At the Mattress Factory, Pittsburgh audiences are encountering salt in a new way: not as seasoning, but as sculpture. In Red Gold, Cairo-based artist Yasmine El Meleegy transforms this household mineral into an entry point for thinking about food, labor, and the fragile economies that sustain everyday life.

Red Gold by Yasmine El Meleegy Exhibits at the Mattress Factory
For her first U.S. solo exhibition, El Meleegy draws inspiration from the tomato fields of Egypt’s Nile Valley. There, in the hot summer sun, rows of freshly picked Roma tomatoes are laid out to dry. In just two weeks, their value multiplies twentyfold, transformed into the global commodity marketed as “sun-dried tomatoes.” This industry, once seeded with foreign aid money, has become both a lifeline and a pressure point for Egypt’s agricultural sector. The tomatoes themselves may appear simple—even humble—but behind them lie stories of monocropping, export markets, as well as the shifting balance between tradition and globalization. El Meleegy brings these complexities into the gallery through an installation that is both inviting and quietly unsettling.

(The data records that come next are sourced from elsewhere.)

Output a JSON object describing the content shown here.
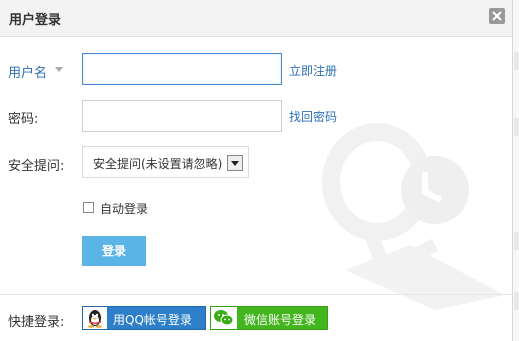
{
  "dialog": {
    "title": "用户登录"
  },
  "form": {
    "username": {
      "label": "用户名",
      "value": "",
      "link": "立即注册"
    },
    "password": {
      "label": "密码:",
      "value": "",
      "link": "找回密码"
    },
    "security": {
      "label": "安全提问:",
      "selected": "安全提问(未设置请忽略)"
    },
    "auto_login": {
      "label": "自动登录",
      "checked": false
    },
    "login_button": "登录"
  },
  "quick_login": {
    "label": "快捷登录:",
    "qq_button": "用QQ帐号登录",
    "wechat_button": "微信账号登录"
  },
  "colors": {
    "link": "#2d6fb7",
    "login_button": "#5bb4e6",
    "qq": "#2e7fc9",
    "wechat": "#43b51e"
  },
  "icons": [
    "close-icon",
    "caret-down-icon",
    "qq-penguin-icon",
    "wechat-icon",
    "qq-watermark-icon"
  ]
}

Inside a greenhouse structure, she has lined the floor with fragile white tiles made from a mixture of salt, cornstarch, and water. Each tile is cast with imagery tied to the tomato economy: the crop itself, the insects that threaten its growth, the knives used to harvest it, even the toxic nightshade plants related to it. The structure takes shape as an archive of symbols, each one echoing the tension between sustenance and precarity.
At the threshold, visitors encounter a bag of vacuum-sealed tomatoes: not the real thing, but hand-painted replicas suspended in resin. The gesture is humorous and haunting, mimicking the familiar supermarket packaging that erases the labor and land from which these foods originate. The installation arrives at a moment when conversations around food systems are becoming more urgent, both in Egypt and in the U.S. In Pittsburgh, a city with its own
histories of industrial labor and agricultural decline, Red Gold resonates as a meditation on globalization’s costs.

Red Gold Comes at a Time Pittsburgh Needs it Most
Who benefits from these markets? Who bears the burden? And what happens when a once-profitable export, dependent on specific climate and economic conditions, no longer fits the calculus of global trade? El Meleegy’s research for the project took her to Luxor and nearby farming regions, where she spoke with workers about the promises and pitfalls of the sun-dried tomato trade. The artist’s fieldwork grounds the installation in lived experience, allowing the work to push beyond the aestheticization of agricultural labor and actually confront its contradictions.

Alongside the installation, the Mattress Factory is presenting a companion publication, Red and White Gold, produced in partnership with Ta3amana Publishing Project. The book extends El Meleegy’s inquiry into the language and politics of agriculture, a reminder that the story of what we eat cannot be told without attention to power. In Red Gold, salt crystallizes not only as a preservative, but as metaphor. It holds in place a fleeting moment in the global food chain, a moment as vulnerable to change as the tomatoes themselves.